Unimep: passado de juventude e ousadia

Pessoas envelhecem. Instituições envelhecem porque, por vezes, mantem no poder apenas os que estão envelhecendo e que se julgam, pela idade acumulada, no direito de definir e dirigir o futuro que não lhes diz mais respeito. Houve épocas em que era possível se ter tempo para se adequar às mudanças. Hoje isso é quase impossível dada a velocidade com que a tecnologia produz alterações. Reagir a elas, insistindo em práticas do passado, é simplesmente se colocar à distância dos mais jovens – sendo quase impossível responder às expectativas das novas gerações.

A UNIMEP da qual tanto se falou nesta semana e de cujo fim tantos lamentaram foi uma Universidade que – à época em que desenhou sua personalidade, seus compromissos e as linhas que a marcariam durante décadas – era fundamentalmente composta por gente jovem, abaixo dos 40, em começo de carreira docente, repleta de sonhos. Seus reitores, em seus primeiros mandatos eram jovens. E o mandato dado a Elias Boaventura se imbuiu desses fatores – o da luta de gente jovem que queria se fazer ouvir na nova instituição que surgia em Piracicaba.

É preciso, todavia, entender que a UNIMEP só pode se fixar como uma Universidade de ousadia, de linguagens fortes, de confrontos corajosos porque ela surgiu num tempo que pedia tudo isso. E que seus jovens dirigentes entenderam que era isso que se pedia nas ruas, com que se ousava sonhar, que era preciso enfrentar, exatamente quando o país tentava garantir sua redemocratização. Naqueles anos 1980, conjugaram-se duas figuras essenciais para que isso acontecesse: Elias Boaventura – levado à reitoria da instituição aos 42 anos (Almir Maia quando vice-reitor tinha 34 anos), mas também João Herrmann Neto – prefeito de Piracicaba com apenas 30 anos.

A UNIMEP não teria se tornado o que se transformou sem essa conjugação do poder local e as parcerias constantes com a prefeitura e o clima que se disseminava pelo país ainda se esforçando para se distanciar da ditadura miliar.  Não teria havido os congressos da UNE, encontros dos palestinos, seminários com Paulo Freire e pró-reatamento de relações diplomáticas com Cuba.

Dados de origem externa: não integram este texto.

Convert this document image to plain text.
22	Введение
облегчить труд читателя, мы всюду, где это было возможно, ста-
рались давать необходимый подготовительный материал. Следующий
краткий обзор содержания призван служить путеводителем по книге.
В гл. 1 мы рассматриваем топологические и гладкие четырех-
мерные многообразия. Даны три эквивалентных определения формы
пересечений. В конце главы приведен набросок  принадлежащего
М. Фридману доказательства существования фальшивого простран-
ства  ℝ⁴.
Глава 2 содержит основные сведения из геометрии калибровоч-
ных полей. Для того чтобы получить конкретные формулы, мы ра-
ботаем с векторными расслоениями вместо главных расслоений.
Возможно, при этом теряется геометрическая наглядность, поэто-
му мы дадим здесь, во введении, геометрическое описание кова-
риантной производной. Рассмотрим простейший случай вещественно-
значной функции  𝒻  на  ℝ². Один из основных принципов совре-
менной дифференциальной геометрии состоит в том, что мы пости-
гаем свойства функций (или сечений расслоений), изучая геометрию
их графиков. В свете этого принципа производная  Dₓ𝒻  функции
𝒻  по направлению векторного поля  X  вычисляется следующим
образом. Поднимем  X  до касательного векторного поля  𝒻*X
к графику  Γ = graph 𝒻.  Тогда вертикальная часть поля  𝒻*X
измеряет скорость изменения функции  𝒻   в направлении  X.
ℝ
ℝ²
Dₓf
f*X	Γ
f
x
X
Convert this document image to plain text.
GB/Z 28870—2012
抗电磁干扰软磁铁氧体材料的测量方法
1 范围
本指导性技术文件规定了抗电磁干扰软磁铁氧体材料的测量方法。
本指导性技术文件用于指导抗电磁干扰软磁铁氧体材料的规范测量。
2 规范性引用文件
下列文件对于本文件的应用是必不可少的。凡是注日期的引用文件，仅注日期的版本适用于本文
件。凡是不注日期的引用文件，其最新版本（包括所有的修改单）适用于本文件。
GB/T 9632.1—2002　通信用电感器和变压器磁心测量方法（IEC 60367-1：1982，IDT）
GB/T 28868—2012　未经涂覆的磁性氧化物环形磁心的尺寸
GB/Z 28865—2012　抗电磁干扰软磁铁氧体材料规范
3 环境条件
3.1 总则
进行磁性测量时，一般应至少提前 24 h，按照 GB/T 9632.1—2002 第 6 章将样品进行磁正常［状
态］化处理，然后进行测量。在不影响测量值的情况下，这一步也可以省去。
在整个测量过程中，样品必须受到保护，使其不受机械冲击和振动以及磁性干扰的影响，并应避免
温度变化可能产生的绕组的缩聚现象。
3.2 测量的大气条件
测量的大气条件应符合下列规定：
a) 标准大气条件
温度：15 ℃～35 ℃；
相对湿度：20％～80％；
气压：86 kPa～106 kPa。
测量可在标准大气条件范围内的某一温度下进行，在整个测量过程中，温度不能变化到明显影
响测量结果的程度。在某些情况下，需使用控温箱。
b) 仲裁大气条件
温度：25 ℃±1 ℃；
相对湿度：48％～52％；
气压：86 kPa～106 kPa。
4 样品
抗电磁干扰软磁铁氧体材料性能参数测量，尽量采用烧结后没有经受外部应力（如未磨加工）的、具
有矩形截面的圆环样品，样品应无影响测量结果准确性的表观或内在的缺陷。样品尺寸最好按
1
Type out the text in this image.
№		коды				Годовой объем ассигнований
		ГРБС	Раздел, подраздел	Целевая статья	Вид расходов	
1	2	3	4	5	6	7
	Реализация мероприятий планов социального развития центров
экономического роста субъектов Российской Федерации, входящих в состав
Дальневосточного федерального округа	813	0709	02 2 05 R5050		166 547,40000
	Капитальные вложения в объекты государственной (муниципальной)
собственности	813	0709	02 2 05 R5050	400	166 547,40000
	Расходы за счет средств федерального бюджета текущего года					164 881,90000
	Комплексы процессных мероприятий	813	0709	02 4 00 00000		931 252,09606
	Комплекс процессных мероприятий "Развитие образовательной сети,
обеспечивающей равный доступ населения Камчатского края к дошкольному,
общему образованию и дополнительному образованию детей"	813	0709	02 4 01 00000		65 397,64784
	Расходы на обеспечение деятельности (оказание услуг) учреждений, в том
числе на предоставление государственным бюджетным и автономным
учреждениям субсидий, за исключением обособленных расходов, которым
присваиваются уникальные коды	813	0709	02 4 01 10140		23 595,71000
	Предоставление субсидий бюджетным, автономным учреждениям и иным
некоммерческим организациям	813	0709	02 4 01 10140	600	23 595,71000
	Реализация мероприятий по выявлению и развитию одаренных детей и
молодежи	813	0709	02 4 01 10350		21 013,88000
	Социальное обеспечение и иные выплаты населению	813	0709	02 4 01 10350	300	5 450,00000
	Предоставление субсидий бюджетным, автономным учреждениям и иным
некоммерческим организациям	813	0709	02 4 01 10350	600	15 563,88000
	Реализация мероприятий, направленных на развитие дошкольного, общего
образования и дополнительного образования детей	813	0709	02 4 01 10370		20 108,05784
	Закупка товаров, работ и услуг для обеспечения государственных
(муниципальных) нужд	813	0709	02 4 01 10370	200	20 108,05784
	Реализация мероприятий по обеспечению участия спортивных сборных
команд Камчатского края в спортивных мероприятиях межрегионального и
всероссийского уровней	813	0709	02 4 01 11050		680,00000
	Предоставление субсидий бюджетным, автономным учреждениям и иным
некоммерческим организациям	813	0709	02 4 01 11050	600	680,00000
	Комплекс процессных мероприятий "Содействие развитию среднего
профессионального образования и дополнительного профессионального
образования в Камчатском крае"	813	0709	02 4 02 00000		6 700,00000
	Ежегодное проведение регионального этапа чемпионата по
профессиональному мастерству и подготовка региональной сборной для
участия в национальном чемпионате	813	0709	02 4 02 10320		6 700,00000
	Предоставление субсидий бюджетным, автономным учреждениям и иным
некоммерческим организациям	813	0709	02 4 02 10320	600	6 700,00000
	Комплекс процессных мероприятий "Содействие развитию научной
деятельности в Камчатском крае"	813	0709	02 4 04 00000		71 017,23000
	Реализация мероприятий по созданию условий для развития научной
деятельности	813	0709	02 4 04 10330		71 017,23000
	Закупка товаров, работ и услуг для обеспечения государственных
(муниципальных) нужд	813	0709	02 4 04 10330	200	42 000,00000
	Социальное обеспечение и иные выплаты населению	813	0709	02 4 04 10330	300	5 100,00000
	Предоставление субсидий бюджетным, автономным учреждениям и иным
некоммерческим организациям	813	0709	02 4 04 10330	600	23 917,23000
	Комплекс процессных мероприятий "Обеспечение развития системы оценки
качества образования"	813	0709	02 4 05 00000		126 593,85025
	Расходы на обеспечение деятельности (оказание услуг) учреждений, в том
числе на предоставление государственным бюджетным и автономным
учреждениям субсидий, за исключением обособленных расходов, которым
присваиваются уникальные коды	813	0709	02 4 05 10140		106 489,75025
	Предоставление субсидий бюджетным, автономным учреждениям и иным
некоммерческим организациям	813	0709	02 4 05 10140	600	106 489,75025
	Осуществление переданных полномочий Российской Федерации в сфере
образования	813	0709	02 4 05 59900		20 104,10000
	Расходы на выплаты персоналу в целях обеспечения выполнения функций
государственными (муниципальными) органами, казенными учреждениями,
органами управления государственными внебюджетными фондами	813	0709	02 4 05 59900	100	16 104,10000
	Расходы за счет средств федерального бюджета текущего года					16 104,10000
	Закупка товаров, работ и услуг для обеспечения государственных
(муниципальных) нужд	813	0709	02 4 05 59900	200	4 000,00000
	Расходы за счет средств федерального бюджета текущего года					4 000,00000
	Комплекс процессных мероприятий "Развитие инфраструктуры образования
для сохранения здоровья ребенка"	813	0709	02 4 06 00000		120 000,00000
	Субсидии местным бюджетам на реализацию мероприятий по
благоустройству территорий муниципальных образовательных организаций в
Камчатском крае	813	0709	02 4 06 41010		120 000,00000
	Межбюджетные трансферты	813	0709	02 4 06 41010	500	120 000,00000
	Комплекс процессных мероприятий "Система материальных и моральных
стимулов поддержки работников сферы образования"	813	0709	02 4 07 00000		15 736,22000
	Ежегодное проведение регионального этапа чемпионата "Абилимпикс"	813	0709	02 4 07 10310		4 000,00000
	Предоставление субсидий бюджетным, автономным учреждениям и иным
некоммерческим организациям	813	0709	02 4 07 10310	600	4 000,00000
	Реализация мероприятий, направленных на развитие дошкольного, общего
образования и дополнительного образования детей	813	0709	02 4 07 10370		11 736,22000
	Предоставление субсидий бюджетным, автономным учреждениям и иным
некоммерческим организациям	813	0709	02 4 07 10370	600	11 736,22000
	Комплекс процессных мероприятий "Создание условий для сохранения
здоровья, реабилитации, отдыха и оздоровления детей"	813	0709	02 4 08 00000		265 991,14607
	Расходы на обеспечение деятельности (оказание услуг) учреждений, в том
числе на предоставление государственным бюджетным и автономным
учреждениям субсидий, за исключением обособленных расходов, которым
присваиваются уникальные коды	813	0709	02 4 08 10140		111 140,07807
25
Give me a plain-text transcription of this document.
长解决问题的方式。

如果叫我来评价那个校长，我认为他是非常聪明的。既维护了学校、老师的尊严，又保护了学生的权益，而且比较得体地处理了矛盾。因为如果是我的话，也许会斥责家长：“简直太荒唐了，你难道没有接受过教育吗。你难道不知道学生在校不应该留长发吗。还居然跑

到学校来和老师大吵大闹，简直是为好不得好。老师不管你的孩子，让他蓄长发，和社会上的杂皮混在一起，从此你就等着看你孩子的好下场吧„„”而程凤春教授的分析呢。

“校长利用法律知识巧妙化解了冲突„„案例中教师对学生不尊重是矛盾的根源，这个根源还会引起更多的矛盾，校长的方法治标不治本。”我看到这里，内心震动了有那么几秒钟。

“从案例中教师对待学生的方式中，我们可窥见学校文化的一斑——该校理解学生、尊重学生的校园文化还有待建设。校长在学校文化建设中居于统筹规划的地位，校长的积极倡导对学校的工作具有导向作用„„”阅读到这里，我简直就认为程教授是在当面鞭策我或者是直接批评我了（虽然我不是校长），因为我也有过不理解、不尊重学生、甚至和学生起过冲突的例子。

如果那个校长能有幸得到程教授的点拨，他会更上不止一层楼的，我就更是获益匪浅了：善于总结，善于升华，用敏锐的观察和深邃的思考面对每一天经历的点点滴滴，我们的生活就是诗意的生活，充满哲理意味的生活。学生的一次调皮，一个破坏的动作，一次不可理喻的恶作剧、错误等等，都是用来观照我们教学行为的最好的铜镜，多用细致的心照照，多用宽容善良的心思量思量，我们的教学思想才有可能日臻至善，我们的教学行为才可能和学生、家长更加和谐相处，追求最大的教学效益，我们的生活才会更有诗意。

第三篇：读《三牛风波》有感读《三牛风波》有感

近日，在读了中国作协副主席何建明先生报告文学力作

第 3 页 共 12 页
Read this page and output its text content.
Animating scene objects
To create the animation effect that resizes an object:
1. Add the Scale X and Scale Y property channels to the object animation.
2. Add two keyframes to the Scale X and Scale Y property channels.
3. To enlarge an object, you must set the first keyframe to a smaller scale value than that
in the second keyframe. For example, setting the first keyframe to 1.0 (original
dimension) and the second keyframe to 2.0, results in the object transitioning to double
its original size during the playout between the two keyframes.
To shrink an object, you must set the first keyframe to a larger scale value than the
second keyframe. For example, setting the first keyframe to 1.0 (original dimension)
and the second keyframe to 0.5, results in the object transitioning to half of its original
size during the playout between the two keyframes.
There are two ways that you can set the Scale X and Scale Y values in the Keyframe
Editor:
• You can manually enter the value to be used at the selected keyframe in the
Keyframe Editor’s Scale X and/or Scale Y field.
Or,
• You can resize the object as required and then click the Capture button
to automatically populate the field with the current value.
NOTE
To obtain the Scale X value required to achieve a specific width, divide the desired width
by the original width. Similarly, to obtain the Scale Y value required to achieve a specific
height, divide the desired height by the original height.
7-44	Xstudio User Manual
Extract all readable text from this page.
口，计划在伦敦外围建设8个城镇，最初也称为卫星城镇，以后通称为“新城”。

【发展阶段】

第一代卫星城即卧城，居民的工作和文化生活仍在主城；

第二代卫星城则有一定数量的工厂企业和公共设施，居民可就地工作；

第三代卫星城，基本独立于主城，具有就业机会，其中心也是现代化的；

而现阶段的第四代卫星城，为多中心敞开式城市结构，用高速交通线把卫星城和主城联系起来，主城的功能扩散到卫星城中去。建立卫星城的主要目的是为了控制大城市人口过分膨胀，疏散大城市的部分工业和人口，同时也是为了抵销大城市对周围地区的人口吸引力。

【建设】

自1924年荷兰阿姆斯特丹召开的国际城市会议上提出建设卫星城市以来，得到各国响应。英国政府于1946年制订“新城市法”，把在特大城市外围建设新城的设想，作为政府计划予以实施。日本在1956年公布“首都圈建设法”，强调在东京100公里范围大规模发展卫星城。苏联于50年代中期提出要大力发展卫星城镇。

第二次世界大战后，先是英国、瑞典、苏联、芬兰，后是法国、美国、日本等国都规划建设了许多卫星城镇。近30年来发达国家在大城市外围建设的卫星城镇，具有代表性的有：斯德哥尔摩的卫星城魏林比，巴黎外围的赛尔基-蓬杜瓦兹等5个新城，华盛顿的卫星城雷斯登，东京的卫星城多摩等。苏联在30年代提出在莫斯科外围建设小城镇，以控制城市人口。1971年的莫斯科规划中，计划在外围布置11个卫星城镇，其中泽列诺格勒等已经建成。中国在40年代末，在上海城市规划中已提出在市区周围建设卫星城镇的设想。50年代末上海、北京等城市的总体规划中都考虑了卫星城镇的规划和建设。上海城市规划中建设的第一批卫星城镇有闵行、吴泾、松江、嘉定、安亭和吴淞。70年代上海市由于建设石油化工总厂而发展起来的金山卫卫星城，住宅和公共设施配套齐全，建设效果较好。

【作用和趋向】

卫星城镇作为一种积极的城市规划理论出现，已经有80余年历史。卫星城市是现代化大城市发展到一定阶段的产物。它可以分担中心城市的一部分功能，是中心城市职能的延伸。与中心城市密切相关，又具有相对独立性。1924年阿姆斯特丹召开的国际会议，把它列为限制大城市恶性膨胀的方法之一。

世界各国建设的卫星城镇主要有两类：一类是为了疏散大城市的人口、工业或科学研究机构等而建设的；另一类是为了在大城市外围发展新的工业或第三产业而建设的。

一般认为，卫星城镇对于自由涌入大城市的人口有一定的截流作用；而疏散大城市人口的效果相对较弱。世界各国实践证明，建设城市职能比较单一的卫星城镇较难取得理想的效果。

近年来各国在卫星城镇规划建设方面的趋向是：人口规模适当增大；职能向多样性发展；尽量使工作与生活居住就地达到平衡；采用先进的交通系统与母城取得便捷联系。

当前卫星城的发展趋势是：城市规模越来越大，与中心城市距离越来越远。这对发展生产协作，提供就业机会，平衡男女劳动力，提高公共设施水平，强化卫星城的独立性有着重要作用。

Não se conseguiria vencer o conservadorismo metodista que já se articulava dentro das práticas daqueles anos – e que também levariam à tentativa de golpe, buscando afastar Boaventura em 1985. Há que se admitir que a reintegração de posse do Campus Centro, autorizada pela Justiça naquela ocasião, inclusive com eventual uso das forças policiais, não aconteceu também pelo trabalho de João Herrmann, impedindo os oficiais de Justiça de entrarem no local e notificarem o reitor – e seu contato com o então governador de São Paulo, Franco Montoro.

Foram os primeiros anos da adolescência da UNIMEP que a marcariam para sempre. Porque era um tempo de reconstrução de valores, de reconquista da democracia, de anistia que permitia que exilados inclusive se integrassem ao corpo docente, de apoio a prostitutas e meninos de rua, por mais que isso incomodasse as elites locais. Não importava tanto, porque, em contraposição, a UNIMEP sabia contar com o apoio constante e forte na prefeitura local. Os tempos subsequentes, com uma outra conquista a ser realizada – da qualificação docente e a valorização dos professores, com garantia de sua qualificação e titulação – foi o tempo da qualidade do ensino, da compreensão da extensão dentro do que se entendia como universidade, de pouco a pouco garantir recursos à pesquisa. Foi mais do que resposta a um tempo: foi a antecipação ao que ocorreria no país todo em termos de lutas e conquistas do ensino superior, na luta de seus professores, nas exigências da qualidade de ensino ofertado.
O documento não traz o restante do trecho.